Consider: Both implement node:fs now, so the gap narrows yearly. If you're writing portable code targeting both runtimes, lean on the Web Streams / node:fs overlap rather than runtime-specific sugar.
Bun Fs vs Deno Fs: FAQ
Is Bun Fs or Deno Fs better?
Bun Fs is the Nice Pick. Bun's fs is faster, drop-in compatible with the entire Node ecosystem, and gives you Bun.file()/Bun.write() sugar on top. Deno's fs is cleaner on paper but the permission prompts and Node-compat friction tax you on every real project.

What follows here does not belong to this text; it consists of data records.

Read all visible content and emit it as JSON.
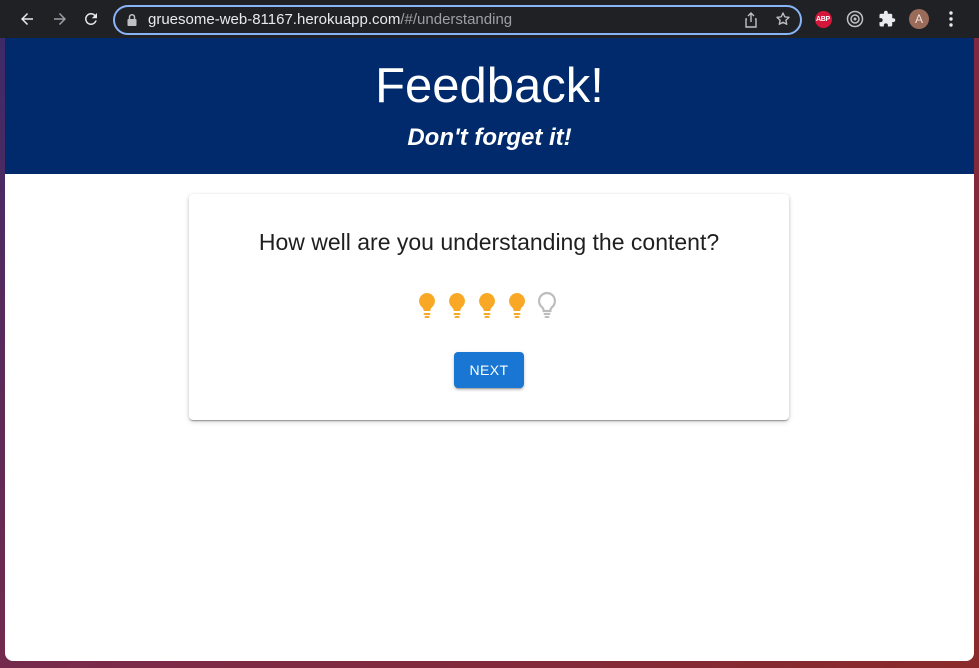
{
  "browser": {
    "url_host": "gruesome-web-81167.herokuapp.com",
    "url_path": "/#/understanding",
    "extensions": [
      "ABP"
    ],
    "profile_initial": "A"
  },
  "header": {
    "title": "Feedback!",
    "subtitle": "Don't forget it!"
  },
  "card": {
    "question": "How well are you understanding the content?",
    "rating": {
      "value": 4,
      "max": 5,
      "icon": "lightbulb-icon",
      "filled_color": "#f9a825",
      "empty_color": "#bdbdbd"
    },
    "next_label": "NEXT"
  },
  "colors": {
    "header_bg": "#002a6b",
    "button_bg": "#1976d2"
  }
}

Speed plus compatibility wins the filesystem layer.
When should you use Bun Fs?
You want maximum throughput, full node:fs compatibility, and ergonomic Bun.file()/Bun.write() helpers without permission ceremony.
When should you use Deno Fs?
You're already all-in on Deno, want the permission sandbox, and prefer a tidy Deno.* / std/fs async-first API over Node legacy.
What's the main difference between Bun Fs and Deno Fs?
Bun and Deno both ship filesystem APIs, but they take opposite philosophies: Bun chases Node compatibility and raw throughput, Deno chases a clean web-standard async surface behind a permission wall. Here's the decisive pick.
How do Bun Fs and Deno Fs compare on raw read/write throughput?
Bun Fs: Zig-backed Bun.file()/Bun.write(), benchmark leader. Deno Fs: Solid but trails Bun on most fs benchmarks. Bun Fs wins here.
Are there alternatives to consider beyond Bun Fs and Deno Fs?
Both implement node:fs now, so the gap narrows yearly. If you're writing portable code targeting both runtimes, lean on the Web Streams / node:fs overlap rather than runtime-specific sugar.
Bun's fs is faster, drop-in compatible with the entire Node ecosystem, and gives you Bun.file()/Bun.write() sugar on top. Deno's fs is cleaner on paper but the permission prompts and Node-compat friction tax you on every real project. Speed plus compatibility wins the filesystem layer.